I just traveled to Europe on a one-way ticket, which means I couldn't prove I'd be leaving again. On this flight, it wasn't a problem, because I've got a European passport, but there were several times when I was not allowed to board a plane because I didn't have proof of onward travel‼️

It happened to me when I flew from Panama to Chile (I was able to talk my way onto the plane back then), when I flew from Denmark to the U.S. (my flight left without me because I wasn’t able to purchase a refundable ticket before the gate closed), and this past January, when I was checking in for my flight to Colombia at JFK, I also was told I couldn’t board the plane without proof of onward travel.
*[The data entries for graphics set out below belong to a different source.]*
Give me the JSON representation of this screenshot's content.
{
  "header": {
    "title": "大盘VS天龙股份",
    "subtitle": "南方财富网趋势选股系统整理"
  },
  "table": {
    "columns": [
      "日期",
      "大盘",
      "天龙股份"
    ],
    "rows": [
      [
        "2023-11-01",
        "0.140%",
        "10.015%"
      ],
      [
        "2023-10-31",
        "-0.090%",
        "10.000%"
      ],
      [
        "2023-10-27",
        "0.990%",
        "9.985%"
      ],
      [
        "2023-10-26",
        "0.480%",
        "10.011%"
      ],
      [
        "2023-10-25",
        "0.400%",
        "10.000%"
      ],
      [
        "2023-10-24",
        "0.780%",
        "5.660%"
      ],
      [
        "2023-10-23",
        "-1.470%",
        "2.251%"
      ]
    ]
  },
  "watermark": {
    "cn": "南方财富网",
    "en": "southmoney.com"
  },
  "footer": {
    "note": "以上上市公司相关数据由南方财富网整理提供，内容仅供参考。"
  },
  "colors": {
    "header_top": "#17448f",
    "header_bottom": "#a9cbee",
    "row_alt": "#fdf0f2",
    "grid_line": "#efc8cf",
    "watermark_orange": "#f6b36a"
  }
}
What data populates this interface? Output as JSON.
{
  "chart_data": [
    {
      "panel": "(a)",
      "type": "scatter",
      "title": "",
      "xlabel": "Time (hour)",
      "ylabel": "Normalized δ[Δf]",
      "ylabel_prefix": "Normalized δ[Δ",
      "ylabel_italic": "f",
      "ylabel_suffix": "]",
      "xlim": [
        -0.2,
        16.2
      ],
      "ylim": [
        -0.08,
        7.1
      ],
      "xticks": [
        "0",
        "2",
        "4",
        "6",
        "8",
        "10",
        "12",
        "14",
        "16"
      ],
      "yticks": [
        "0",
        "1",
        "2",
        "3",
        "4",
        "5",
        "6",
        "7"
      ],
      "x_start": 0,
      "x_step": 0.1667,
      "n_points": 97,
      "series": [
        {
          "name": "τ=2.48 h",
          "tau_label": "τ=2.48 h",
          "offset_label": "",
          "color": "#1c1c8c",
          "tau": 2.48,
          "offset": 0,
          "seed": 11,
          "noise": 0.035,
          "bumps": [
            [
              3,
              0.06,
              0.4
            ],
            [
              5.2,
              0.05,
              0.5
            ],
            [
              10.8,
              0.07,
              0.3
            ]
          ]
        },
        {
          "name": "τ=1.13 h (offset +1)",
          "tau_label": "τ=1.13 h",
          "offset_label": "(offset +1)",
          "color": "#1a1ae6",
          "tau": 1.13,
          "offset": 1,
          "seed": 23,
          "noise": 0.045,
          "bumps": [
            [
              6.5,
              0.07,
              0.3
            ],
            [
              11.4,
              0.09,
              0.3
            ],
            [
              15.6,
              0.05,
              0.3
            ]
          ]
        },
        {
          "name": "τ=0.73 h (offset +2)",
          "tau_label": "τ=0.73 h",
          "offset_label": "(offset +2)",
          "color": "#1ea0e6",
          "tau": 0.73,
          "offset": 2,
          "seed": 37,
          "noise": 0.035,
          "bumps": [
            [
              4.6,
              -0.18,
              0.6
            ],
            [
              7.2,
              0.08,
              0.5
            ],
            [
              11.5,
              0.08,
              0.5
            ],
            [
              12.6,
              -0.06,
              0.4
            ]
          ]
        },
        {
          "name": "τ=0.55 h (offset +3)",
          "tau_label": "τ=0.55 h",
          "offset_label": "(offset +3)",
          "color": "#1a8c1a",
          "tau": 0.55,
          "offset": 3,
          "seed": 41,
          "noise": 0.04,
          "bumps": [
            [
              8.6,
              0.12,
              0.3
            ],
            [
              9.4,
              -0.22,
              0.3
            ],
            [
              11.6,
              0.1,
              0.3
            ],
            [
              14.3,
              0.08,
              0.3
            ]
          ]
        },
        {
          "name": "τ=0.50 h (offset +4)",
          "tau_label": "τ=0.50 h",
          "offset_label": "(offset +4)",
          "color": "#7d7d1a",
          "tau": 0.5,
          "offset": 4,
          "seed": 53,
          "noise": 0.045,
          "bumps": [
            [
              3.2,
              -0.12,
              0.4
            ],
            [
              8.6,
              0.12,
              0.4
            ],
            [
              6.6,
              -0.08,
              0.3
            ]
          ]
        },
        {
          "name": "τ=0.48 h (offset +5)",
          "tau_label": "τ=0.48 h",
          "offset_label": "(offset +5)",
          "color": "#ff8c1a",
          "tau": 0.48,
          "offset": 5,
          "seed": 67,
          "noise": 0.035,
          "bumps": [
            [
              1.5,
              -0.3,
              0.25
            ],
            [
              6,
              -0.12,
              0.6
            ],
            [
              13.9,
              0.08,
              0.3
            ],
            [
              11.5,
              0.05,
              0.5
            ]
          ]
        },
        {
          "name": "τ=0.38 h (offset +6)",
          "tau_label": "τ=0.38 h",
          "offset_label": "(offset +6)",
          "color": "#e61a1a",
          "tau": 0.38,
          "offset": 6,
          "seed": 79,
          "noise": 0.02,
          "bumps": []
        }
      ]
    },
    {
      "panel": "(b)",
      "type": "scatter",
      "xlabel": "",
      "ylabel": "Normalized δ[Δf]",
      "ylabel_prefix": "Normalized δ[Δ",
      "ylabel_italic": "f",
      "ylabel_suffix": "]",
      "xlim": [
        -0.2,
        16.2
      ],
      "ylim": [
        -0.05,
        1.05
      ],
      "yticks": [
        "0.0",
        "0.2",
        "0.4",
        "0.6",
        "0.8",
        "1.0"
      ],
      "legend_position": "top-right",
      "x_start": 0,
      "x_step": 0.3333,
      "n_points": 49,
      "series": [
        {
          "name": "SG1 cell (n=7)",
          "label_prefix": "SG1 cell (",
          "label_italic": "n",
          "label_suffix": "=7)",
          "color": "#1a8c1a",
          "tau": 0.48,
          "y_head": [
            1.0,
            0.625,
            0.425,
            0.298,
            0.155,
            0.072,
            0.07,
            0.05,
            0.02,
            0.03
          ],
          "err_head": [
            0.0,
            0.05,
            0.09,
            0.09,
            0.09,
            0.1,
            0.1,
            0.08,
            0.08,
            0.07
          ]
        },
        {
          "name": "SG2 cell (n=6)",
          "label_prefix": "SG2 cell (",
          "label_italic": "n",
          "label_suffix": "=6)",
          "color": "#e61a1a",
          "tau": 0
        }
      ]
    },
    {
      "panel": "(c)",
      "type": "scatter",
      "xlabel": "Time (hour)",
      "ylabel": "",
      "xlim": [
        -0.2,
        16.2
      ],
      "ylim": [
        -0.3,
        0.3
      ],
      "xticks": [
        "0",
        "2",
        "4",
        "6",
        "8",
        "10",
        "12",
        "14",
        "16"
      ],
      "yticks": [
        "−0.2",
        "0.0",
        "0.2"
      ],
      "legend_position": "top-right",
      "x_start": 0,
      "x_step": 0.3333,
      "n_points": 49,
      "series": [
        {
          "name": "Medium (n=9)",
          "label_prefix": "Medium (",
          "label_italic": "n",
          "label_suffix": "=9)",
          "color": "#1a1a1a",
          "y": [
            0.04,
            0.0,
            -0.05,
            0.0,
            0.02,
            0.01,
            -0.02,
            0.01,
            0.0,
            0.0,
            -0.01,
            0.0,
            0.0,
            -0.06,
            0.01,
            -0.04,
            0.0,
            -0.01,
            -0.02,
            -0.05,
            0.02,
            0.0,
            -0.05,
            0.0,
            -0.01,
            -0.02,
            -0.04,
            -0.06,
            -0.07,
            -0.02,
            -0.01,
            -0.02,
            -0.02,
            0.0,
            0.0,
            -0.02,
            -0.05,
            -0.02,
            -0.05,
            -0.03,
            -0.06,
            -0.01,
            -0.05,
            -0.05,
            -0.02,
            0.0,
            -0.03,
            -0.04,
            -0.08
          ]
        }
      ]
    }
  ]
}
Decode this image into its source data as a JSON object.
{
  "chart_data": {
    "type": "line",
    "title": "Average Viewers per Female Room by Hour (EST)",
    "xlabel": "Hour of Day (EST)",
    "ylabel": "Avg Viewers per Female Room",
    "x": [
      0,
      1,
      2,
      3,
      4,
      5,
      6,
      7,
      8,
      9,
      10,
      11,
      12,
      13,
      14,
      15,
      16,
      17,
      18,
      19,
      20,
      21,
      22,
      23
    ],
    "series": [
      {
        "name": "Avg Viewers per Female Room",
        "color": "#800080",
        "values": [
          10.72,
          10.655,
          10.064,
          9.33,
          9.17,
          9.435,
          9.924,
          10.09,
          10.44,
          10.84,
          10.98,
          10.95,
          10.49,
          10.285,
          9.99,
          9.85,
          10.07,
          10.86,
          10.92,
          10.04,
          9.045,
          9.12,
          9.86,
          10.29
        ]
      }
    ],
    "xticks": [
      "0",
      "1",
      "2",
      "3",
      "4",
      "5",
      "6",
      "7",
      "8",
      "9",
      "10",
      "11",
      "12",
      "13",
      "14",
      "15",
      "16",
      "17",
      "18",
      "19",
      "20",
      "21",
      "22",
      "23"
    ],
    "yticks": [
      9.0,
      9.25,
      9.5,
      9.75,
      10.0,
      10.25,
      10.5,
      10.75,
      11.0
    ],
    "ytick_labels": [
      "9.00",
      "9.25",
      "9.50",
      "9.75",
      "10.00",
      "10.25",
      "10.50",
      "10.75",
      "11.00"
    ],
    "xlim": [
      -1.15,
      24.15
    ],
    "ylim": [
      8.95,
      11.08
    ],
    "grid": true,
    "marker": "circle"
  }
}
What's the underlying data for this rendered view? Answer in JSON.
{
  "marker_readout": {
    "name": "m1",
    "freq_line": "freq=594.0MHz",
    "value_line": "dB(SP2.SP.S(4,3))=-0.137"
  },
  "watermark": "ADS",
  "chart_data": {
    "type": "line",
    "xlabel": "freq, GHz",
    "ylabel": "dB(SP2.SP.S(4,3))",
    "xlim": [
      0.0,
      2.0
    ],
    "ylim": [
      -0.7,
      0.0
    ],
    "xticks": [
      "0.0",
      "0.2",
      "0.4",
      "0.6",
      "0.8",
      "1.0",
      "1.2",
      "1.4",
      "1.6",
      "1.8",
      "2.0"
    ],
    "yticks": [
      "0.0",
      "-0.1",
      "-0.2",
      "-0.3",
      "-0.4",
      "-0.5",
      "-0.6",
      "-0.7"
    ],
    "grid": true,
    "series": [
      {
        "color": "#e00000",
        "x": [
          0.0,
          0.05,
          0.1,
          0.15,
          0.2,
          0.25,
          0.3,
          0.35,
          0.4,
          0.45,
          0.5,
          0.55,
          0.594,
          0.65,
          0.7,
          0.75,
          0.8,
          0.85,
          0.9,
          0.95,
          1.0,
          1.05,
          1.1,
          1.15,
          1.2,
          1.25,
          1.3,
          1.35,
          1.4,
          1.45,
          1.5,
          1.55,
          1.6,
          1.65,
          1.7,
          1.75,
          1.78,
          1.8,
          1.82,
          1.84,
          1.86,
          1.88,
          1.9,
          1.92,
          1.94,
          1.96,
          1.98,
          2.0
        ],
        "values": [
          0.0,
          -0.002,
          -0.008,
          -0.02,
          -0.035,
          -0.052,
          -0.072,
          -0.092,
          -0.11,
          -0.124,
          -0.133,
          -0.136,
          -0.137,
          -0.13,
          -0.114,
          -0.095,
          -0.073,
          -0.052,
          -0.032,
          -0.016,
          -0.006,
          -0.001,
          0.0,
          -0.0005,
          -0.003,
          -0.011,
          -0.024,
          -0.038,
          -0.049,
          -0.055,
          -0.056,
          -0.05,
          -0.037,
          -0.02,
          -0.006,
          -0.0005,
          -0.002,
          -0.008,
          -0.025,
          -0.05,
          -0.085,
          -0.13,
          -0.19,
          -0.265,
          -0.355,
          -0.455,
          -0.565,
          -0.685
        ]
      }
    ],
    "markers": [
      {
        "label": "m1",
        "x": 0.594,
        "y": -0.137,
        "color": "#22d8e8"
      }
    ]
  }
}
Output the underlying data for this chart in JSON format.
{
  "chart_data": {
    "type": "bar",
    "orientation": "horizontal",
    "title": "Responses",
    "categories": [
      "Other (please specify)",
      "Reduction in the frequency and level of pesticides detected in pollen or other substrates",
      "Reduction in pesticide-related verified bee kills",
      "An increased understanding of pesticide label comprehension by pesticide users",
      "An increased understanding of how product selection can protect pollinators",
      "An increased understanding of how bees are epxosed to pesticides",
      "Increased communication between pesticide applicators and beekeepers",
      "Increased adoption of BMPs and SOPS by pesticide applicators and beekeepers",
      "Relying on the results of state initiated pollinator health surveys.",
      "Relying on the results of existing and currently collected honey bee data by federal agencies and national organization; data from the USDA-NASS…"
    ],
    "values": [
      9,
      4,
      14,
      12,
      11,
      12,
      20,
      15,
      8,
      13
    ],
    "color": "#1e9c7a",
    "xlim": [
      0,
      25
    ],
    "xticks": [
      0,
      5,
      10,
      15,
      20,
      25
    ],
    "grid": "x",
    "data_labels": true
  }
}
Luckily, there was enough time to still buy a return ticket before the gates closed, and I was allowed to board the plane. Of course I bought a refundable ticket which I canceled as soon as I arrived in Colombia. Why? Because I had no idea when I'd be leaving Colombia, or if I'd fly back to the US from there. Most long-term travelers are familiar with this problem: we don't know how long we'll be in a place or where we'll go to next. So buying a return ticket is usually not an option. And imagine I had bought a non-refundable return ticket - I wouldn't have been able to spontaneously add Mexico to my itinerary like I did, or would've lost the money I paid for the ticket.

Since airlines seem to be getting much stricter about proof of onward travel, it's time to explore your options if you find yourself in a situation like me:

1) Use FlyOnward.com. This service was created by fellow nomads who were tired of dealing with the issue of having to purchase refundable tickets. They are pricey, and sometimes you might not have the funds to purchase one, especially if you are trying to enter a destination like Australia, which is expensive to get to. Enter FlyOnward: You simply use their service and 'rent' an onward ticket for $9.99. That way you can avoid charges of hundreds of dollars on your credit card.

2) Buy a refundable ticket. That's what I've been doing when I was asked to present a return ticket: I purchased a refundable ticket, either straight with an airline, or with Expedia, where you can cancel a flight free of charge within 24 hours. Just don't forget to cancel your ticket when you reach your destination!

3) This is something I probably shouldn't recommend but I know several people present their onward tickets every time this way: they simply amend an old flight confirmation, convert it into a PDF and present the 'ticket' at the check-in counter. Have I done this? I'd rather not comment on this ;-) And if you are going to give this method a try, I won't take any responsibility if you get caught!!